Era el lunes 26 por la madrugada y un ruido inesperado me despertó del sueño pesado. Sentí que había dormido una eternidad. Miré el celular despertador: debajo de la hora, un sobrecito. No lo miré. Me acomodé de costado buscando la espesa tranquilidad que había conseguido. Luego pensé que el mensaje no podía ser una promoción de Movistar (y si en realidad lo era se recibían de descarados hijos de puta). Lo abrí y seguía sin leerlo. No lo entendía. Parecía un mensaje viejo, lejano. Era la reina.

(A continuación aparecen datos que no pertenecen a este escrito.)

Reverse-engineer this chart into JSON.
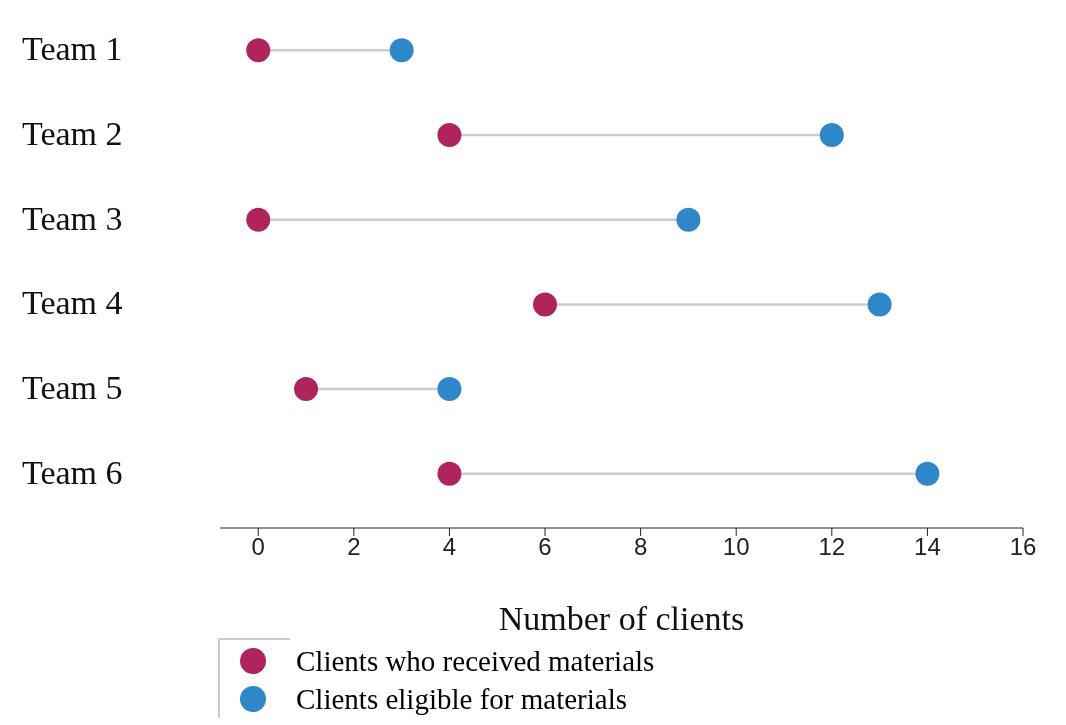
{
  "chart_data": {
    "type": "scatter",
    "orientation": "horizontal",
    "categories": [
      "Team 1",
      "Team 2",
      "Team 3",
      "Team 4",
      "Team 5",
      "Team 6"
    ],
    "series": [
      {
        "name": "Clients who received materials",
        "color": "#b0245e",
        "values": [
          0,
          4,
          0,
          6,
          1,
          4
        ]
      },
      {
        "name": "Clients eligible for materials",
        "color": "#2e87c9",
        "values": [
          3,
          12,
          9,
          13,
          4,
          14
        ]
      }
    ],
    "xlabel": "Number of clients",
    "xlim": [
      -0.8,
      16
    ],
    "xticks": [
      0,
      2,
      4,
      6,
      8,
      10,
      12,
      14,
      16
    ],
    "legend": "bottom",
    "marker": "circle"
  }
}
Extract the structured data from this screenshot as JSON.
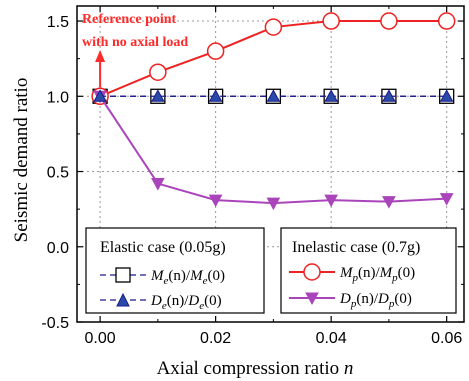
{
  "chart_data": {
    "type": "line",
    "xlabel": "Axial compression ratio",
    "xlabel_var": "n",
    "ylabel": "Seismic demand ratio",
    "xlim": [
      -0.004,
      0.063
    ],
    "ylim": [
      -0.5,
      1.6
    ],
    "xticks": [
      0.0,
      0.02,
      0.04,
      0.06
    ],
    "xtick_labels": [
      "0.00",
      "0.02",
      "0.04",
      "0.06"
    ],
    "yticks": [
      -0.5,
      0.0,
      0.5,
      1.0,
      1.5
    ],
    "ytick_labels": [
      "-0.5",
      "0.0",
      "0.5",
      "1.0",
      "1.5"
    ],
    "grid": true,
    "x": [
      0.0,
      0.01,
      0.02,
      0.03,
      0.04,
      0.05,
      0.06
    ],
    "series": [
      {
        "key": "Me",
        "values": [
          1.0,
          1.0,
          1.0,
          1.0,
          1.0,
          1.0,
          1.0
        ],
        "color": "#1a1a8c",
        "marker": "square-open",
        "line": "dashed"
      },
      {
        "key": "De",
        "values": [
          1.0,
          1.0,
          1.0,
          1.0,
          1.0,
          1.0,
          1.0
        ],
        "color": "#1a1a8c",
        "marker": "triangle-up-filled",
        "line": "dashed"
      },
      {
        "key": "Mp",
        "values": [
          1.0,
          1.16,
          1.3,
          1.46,
          1.5,
          1.5,
          1.5
        ],
        "color": "#ee2222",
        "marker": "circle-open",
        "line": "solid"
      },
      {
        "key": "Dp",
        "values": [
          1.0,
          0.42,
          0.31,
          0.29,
          0.31,
          0.3,
          0.32
        ],
        "color": "#aa44bb",
        "marker": "triangle-down-filled",
        "line": "solid"
      }
    ],
    "legend_elastic": {
      "title": "Elastic case (0.05g)",
      "items": [
        {
          "letter": "M",
          "sub": "e",
          "arg": "(n)"
        },
        {
          "letter": "D",
          "sub": "e",
          "arg": "(n)"
        }
      ]
    },
    "legend_inelastic": {
      "title": "Inelastic case (0.7g)",
      "items": [
        {
          "letter": "M",
          "sub": "p",
          "arg": "(n)"
        },
        {
          "letter": "D",
          "sub": "p",
          "arg": "(n)"
        }
      ]
    },
    "zero_arg": "(0)",
    "slash": "/",
    "annotation": {
      "line1": "Reference point",
      "line2": "with no axial load",
      "color": "#ff2a2a"
    }
  }
}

La última vez que la la vi no hacía mucho, era jueves a la tarde. Atípico, incómodo. Una extraña sensación se paseaba por mis venas. Estábamos mirando una película pedorra porque ella tenía que hacer un trabajo práctico basado en eso. Por primera vez no sentía interés, me aburría, no podía dejar latir el corazón que antes se posaba sumiso sobre sus manos. "¿Estás bien?", me preguntó con una mirada socarrona, de alguien que sabe que lleva varias partidas ganadas. Solo bajo un descuido estúpido e improbable podía ser que un peón se coma a la Reina. Asenté con la cabeza, aunque mi mente merodeaba lejos de la pensión. Miré el reloj pulsera que le había regalado que ella mostraba orgullosa, como una ofrenda obtenida, y pensé en lo simbólico. ¿Cuando será la hora?, me dije y no pude evitar sentir que quizás nuestro tiempo se había acabado. Miré sus ojos como si fuera la última vez. Olí su pelo, acaricié sus manos. Todo parecía ajeno, desconocido. Ella miraba y no entendía, o realmente sí, comprendía todo solo que no le importaba. Cuántas veces habré girado como una calesita alrededor suyo...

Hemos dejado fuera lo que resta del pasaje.